5日にホワイトハウスがウェブサイトに公開した29ページの国家安保戦略文書で、米国は「第1列島線内のどこであろうと侵略を拒否しうる軍事力を構築するだろう。しかし米軍はそれを米軍のみで行うことはできず、おこなってもならない」として、「同盟国はコストを支出すべきだし、さらに重要なのは、集団防衛(collective defense)のためにはるかに多くのことを行わなければならない」と述べた。第1列島線は九州-沖縄-台湾-フィリピンを結ぶ仮想の線で、中国海軍の太平洋進出を遮断する軍事的境界線。一時は、米国が第1列島線の多くの戦力を第2列島線(本州-グアム-サイパン-パラオ)の米国側に移す可能性があるとする観測が流れた。
米国は韓国と日本について、第1列島線の防衛に寄与する最重要同盟国だとしている。米国は「第1列島線の同盟国とパートナーに、米軍が自国の港やその他の施設により多く接近することを認めさせるとともに、独自防衛により多くの費用を支出させる。最も重要なのは、侵略の抑止を目標とする能力への投資を迫ることを外交の焦点とすること」と述べてから、「敵の抑止、第1列島線の防衛に必要な能力(新たな能力を含む)を焦点化して国防費を増やすよう、日本と韓国に求めるべきだ」と述べている。
台湾をめぐる紛争を抑えることがアジアでの優先課題だとも明示している。米国は「全世界の海運の3分の1が毎年南シナ海を通過することを考えると、これは米国経済に重大な影響を及ぼす」として、「台湾をめぐる紛争を抑えることが優先される。台湾に対する長年の宣言的政策を維持するだろう。米国は台湾海峡の現状に対するいかなる一方的な変更も支持しない」と述べている。このところ、中国の習近平国家主席がトランプ大統領を「台湾の独立に反対する」との立場を表明するよう説得していると報道されるなど、台湾に対する米国の立場が変更される可能性があるとの観測が流れていた。

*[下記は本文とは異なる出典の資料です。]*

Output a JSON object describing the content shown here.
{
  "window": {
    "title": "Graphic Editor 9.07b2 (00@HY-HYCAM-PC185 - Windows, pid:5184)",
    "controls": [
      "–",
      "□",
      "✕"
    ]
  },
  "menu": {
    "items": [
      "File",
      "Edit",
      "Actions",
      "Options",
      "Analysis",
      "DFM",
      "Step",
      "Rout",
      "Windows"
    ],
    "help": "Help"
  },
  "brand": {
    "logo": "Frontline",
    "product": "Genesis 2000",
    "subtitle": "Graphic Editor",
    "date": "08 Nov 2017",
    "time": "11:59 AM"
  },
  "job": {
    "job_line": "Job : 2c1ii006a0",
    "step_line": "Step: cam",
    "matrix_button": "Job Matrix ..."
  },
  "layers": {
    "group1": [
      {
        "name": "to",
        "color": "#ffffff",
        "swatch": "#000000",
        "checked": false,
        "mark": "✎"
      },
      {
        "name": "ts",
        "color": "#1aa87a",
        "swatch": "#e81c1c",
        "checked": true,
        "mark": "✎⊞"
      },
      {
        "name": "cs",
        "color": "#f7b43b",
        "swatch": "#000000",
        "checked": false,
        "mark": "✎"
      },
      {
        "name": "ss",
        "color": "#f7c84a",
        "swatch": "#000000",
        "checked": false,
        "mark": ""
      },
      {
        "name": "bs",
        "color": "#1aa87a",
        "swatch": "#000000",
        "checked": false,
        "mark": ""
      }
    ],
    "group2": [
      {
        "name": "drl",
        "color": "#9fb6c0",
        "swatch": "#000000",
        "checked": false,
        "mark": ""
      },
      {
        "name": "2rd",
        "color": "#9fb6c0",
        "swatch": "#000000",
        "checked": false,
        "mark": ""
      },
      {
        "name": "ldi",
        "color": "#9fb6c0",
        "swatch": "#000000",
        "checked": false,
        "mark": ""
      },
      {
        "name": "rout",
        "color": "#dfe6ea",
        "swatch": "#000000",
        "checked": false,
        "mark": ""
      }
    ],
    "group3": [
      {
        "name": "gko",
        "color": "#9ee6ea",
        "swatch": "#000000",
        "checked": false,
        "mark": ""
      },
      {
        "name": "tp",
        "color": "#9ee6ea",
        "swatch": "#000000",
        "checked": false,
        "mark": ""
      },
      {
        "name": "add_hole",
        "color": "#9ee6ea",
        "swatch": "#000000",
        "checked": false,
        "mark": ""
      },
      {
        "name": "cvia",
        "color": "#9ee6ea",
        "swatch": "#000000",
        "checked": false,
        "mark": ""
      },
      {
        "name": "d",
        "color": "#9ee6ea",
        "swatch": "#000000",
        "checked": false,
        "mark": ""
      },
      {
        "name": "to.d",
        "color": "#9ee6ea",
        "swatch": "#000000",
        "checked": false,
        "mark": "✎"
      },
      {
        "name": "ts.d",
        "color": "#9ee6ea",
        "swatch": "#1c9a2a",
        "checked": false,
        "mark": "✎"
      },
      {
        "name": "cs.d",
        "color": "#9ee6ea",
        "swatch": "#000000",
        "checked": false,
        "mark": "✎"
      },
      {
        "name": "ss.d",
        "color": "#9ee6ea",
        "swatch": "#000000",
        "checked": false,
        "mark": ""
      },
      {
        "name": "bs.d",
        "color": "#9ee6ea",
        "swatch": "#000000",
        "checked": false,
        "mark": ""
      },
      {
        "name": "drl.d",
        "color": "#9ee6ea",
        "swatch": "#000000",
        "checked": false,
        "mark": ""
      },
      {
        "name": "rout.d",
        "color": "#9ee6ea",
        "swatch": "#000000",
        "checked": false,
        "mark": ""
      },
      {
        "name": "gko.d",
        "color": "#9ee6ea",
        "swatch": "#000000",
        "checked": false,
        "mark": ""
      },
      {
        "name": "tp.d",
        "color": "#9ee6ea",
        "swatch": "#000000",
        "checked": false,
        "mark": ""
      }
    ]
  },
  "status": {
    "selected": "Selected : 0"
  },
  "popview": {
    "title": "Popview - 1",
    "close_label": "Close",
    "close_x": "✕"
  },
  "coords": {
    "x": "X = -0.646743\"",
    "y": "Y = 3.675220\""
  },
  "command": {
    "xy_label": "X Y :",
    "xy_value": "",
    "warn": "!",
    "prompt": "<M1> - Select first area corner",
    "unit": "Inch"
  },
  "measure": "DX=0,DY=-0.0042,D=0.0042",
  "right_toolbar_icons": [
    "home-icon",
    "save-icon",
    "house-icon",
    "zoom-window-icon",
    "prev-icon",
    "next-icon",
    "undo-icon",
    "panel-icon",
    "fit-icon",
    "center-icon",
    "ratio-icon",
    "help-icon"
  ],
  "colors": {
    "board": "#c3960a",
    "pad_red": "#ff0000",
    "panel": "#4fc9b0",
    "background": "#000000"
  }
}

「北朝鮮」には一度も言及されていない。2017年12月に第1期トランプ政権が発表した68ページの国家安保戦略では、「北朝鮮」が17回言及されていた。バイデン政権の国家安保戦略では、北朝鮮が3度言及されていた。
トランプ政権発足から約1年を経て国家安保戦略が発表されたことから、米国防総省の最上位の戦略指針である国家防衛戦略(NDS)も近いうちに発表されるとみられる。NDSに則って全世界の米軍資産の配置を検討するグローバルな態勢の見直し(GPR)が発表されるが、在韓米軍の削減や再配置などはこれに含まれうる。